Many children with OCD involve their parents in their rituals, and parents, eager to keep the peace, may become unwitting accomplices, important players in a child’s disorder. (Alcoholics Anonymous calls such
people “enablers”—people who make it possible and even easy for an alcoholic to live with his disease.) Parents should resist the temptation to make it easier for a child to indulge in rituals. If the treatment of OCD is going to be effective, parents have to help their children
give up the symptoms.
Doling out clean towels to a germ-obsessed kid or carrying a child down the street so that her shoes don’t touch the sidewalk isn’t a solution; chances are it contributes to the problem.

Of course, it’s not always easy for parents—or anyone else, for that matter—to take a hard line with a child obviously in distress, but most families have their limits. Nathan, nine years old, was obsessed with the idea that his family was using too much water and electricity. “That’s too expensive. Turn that off,” he would say to his father, who was using an electric razor to shave, or to his mother, trying to toast frozen waffles for the family’s breakfast. “Don’t take a bath. It wastes water,” he screamed to his older sister. Just before they came in to see me, Nathan had begun walking around the house in the evening and turning off all the lights. When anyone complained, he would usually have a tantrum. His parents knew that Nathan’s behavior was unacceptable, and we worked together to come up with a plan to deal with Nathan’s demands as well as a trial of medication to alleviate his symptoms.
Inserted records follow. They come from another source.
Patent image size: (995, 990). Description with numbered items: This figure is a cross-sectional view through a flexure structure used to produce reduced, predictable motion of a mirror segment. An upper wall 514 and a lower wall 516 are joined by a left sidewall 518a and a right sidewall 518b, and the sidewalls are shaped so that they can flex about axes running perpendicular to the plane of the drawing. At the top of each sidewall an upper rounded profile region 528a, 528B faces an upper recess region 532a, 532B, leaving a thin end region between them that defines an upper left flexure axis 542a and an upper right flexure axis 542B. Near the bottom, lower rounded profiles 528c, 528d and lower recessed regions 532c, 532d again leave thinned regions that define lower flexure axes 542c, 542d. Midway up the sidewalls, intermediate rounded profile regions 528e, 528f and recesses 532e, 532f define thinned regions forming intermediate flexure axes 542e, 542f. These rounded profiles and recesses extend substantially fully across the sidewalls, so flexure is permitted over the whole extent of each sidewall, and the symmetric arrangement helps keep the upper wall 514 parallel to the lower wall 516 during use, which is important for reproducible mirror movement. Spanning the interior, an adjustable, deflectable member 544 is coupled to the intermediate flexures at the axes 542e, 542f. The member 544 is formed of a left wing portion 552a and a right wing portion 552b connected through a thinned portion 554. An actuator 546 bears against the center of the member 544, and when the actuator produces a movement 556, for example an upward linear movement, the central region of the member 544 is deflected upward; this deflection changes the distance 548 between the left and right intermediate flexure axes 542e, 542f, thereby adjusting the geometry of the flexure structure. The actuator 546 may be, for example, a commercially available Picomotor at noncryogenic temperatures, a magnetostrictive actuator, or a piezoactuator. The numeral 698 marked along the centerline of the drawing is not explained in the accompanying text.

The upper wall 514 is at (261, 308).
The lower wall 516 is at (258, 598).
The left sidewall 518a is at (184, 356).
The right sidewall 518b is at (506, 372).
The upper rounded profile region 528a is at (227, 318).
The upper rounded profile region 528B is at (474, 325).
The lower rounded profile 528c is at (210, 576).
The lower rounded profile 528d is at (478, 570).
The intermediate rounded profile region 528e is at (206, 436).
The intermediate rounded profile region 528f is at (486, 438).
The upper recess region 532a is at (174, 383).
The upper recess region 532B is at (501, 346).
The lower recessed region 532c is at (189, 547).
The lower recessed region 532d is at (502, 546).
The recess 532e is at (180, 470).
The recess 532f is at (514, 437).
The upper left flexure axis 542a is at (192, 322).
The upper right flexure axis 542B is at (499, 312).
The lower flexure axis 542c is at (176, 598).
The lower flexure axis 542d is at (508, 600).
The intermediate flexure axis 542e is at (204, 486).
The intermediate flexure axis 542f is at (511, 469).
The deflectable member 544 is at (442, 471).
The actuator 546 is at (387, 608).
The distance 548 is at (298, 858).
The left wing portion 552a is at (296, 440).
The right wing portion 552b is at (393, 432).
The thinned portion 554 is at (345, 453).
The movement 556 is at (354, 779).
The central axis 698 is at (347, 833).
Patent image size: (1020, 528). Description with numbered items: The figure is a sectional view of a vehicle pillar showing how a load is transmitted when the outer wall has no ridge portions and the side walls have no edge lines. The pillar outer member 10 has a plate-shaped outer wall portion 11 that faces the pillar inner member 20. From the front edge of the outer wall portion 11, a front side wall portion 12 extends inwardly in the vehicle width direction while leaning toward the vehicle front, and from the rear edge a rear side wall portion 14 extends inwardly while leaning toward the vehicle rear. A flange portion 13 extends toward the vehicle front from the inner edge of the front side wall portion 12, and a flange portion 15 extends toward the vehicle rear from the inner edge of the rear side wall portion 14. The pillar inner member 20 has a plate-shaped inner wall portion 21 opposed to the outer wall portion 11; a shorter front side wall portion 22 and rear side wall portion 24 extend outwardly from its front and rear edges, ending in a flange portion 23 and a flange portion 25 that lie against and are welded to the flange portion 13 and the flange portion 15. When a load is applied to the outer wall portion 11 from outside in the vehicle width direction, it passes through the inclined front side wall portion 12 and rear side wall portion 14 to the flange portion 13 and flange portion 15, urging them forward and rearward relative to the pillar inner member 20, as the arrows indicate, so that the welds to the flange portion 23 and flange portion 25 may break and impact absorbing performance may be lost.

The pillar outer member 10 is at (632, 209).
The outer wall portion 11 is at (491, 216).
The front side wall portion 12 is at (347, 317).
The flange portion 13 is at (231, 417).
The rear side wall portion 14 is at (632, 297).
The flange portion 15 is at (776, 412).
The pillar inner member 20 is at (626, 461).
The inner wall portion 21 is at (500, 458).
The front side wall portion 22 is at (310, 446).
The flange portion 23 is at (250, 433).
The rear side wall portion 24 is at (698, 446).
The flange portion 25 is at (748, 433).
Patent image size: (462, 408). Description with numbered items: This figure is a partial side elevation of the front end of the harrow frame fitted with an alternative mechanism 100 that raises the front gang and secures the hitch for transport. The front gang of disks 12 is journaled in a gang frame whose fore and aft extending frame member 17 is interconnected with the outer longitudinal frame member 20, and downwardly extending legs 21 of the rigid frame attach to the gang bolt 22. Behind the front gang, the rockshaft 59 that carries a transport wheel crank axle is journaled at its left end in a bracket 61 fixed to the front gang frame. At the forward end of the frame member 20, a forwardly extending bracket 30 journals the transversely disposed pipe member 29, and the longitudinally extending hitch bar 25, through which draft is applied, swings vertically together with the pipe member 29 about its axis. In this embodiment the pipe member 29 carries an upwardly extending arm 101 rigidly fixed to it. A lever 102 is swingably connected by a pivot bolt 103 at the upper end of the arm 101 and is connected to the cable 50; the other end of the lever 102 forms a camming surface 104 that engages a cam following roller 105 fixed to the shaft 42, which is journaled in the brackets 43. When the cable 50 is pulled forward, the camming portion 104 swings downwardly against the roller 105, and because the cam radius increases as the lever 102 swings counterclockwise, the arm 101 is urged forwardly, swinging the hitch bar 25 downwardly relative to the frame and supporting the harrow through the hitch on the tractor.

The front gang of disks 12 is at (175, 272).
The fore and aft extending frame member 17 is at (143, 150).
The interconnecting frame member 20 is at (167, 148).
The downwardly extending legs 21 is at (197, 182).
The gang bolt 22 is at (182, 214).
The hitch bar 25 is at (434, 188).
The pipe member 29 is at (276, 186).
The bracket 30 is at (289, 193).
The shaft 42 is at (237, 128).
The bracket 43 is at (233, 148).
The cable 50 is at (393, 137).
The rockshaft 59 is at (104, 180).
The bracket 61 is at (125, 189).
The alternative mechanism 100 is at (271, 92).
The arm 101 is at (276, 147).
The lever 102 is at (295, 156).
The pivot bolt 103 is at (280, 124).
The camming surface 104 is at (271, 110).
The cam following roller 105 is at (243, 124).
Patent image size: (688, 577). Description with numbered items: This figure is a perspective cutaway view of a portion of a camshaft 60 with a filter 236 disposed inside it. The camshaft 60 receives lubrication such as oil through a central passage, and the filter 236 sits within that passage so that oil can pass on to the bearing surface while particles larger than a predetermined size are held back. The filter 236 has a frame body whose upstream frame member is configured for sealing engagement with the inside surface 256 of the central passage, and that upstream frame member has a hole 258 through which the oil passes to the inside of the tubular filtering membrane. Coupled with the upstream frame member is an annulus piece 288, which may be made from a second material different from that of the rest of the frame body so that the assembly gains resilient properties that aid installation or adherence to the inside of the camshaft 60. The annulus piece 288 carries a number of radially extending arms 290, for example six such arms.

Kids with OCD can be remarkably dislikable, even to their loving parents. “I know this is going to sound cold and awful, but it’s gotten so I really don’t like my son,” a sorrowful mom said to me not long ago. The boy she came to see me about, Lonnie, age ten, was indeed not likely to win any popularity contests. Exceptionally good-looking, with olive skin, green eyes, and dark curly hair, Lonnie was also exceptionally obnoxious. He had a persistent shoulder shrug, but when I asked him about it, he denied it, quite rudely. Throughout our conversation he was fidgety and provocative. When I asked him what he enjoys, he said, “I love sharks. I love violent movies. I love seeing heads being ripped off.” Then he started imitating the voice of Chuckie, the evil doll from the movie
Child’s Play.
His parents told me he fights with them and his siblings all the time, and he’s recently been having trouble at school with both his classmates and his teachers.